The new basilica was named after its founder, Bishop Eufrasius, and consists of several parts: a rectangular atrium supported by columns with Byzantine capitals, the proper bishop, an octagonal baptistery with a door leading to the bell tower of the century. XVI and an Episcopal palace renovated several times.
THE ORIGINS OF THE BASILIC
In 313, 10 years after St. Mark’s martyrdom, Martin (Maurus) of Parentium, a chapel was built to commemorate the place where the first episcopal of Porec was martyred for his faith.
The building was an annex to a large Romanian secular house. The chapel was extended in the second half of the century. IV, but it was just a rectangular building. The building was embedded in the sec. V with a three-nave church that did not have a typical semicircular apse.
The modern basilica was built over the foundations of the old church, immediately after the conquest of Porec by the Byzantine Empire in 539.
5 FASCINATING THINGS
- It is assumed that the basilica was built on the site of Maurus’s oratory.

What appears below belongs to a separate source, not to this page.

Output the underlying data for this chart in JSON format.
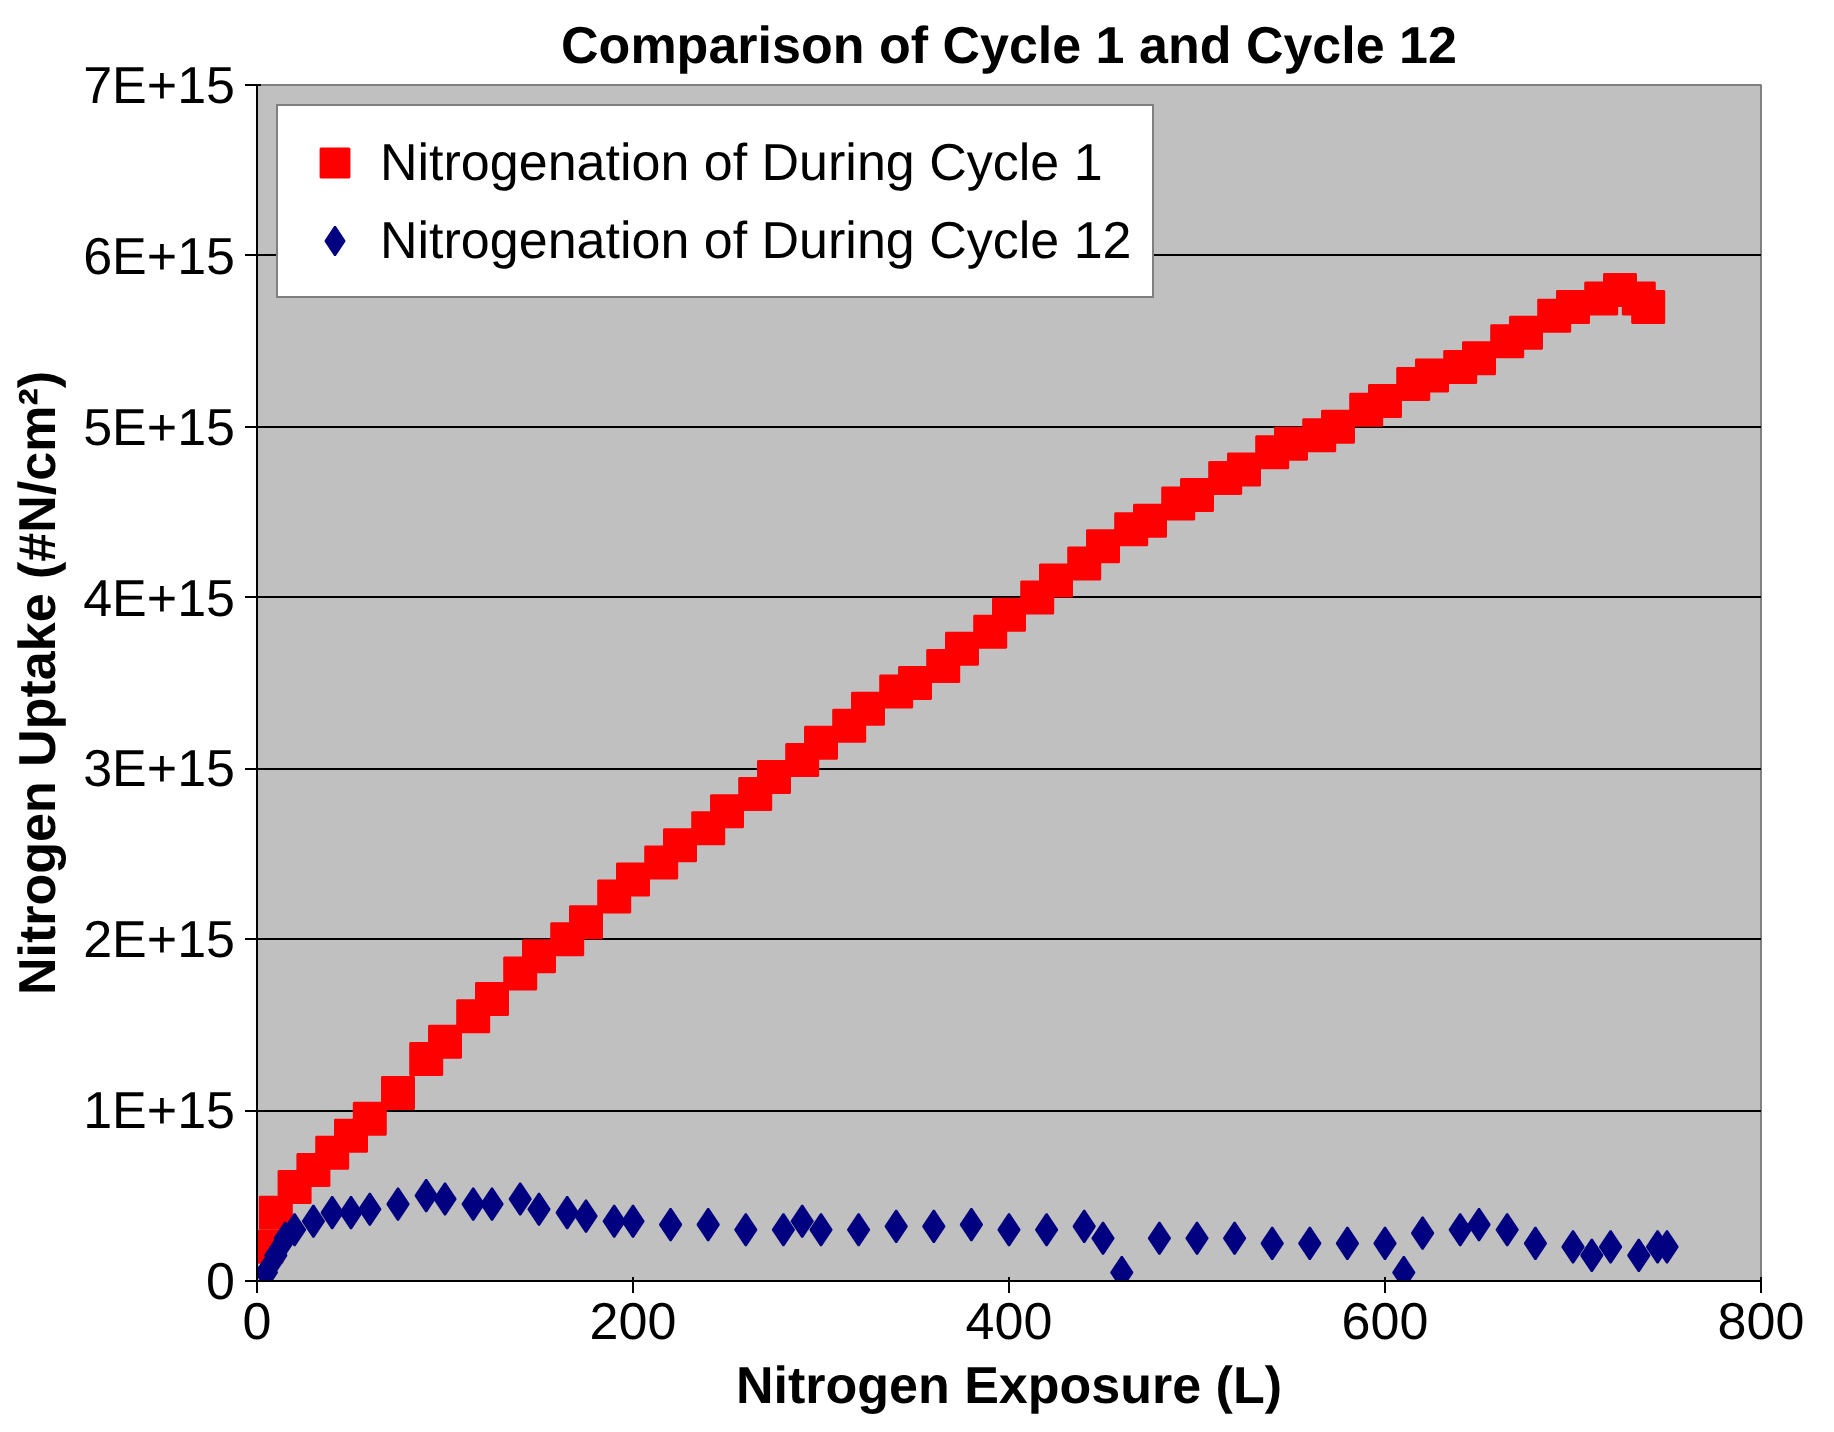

The Moors of St. Maurus were removed from the oratorio in the 19th century. IV and moved into a stone sarcophagus. Part of this sarcophagus is integrated into the northern wall of the basilic.
- The central nave is decorated with mosaics that represent Neptune and other pagan gods. The mosaics were saved from older temples, pagans.
- The mosaic on the floor of the old oratorio, originally a typical Romanian house, was preserved in the garden of the basilic.
- The town of Porec almost ceased to exist in the sec. XVII due to plague. Only 100 of the inhabitants or survived the epidemic.
- Every summer, classical music concerts are organized in the basilic.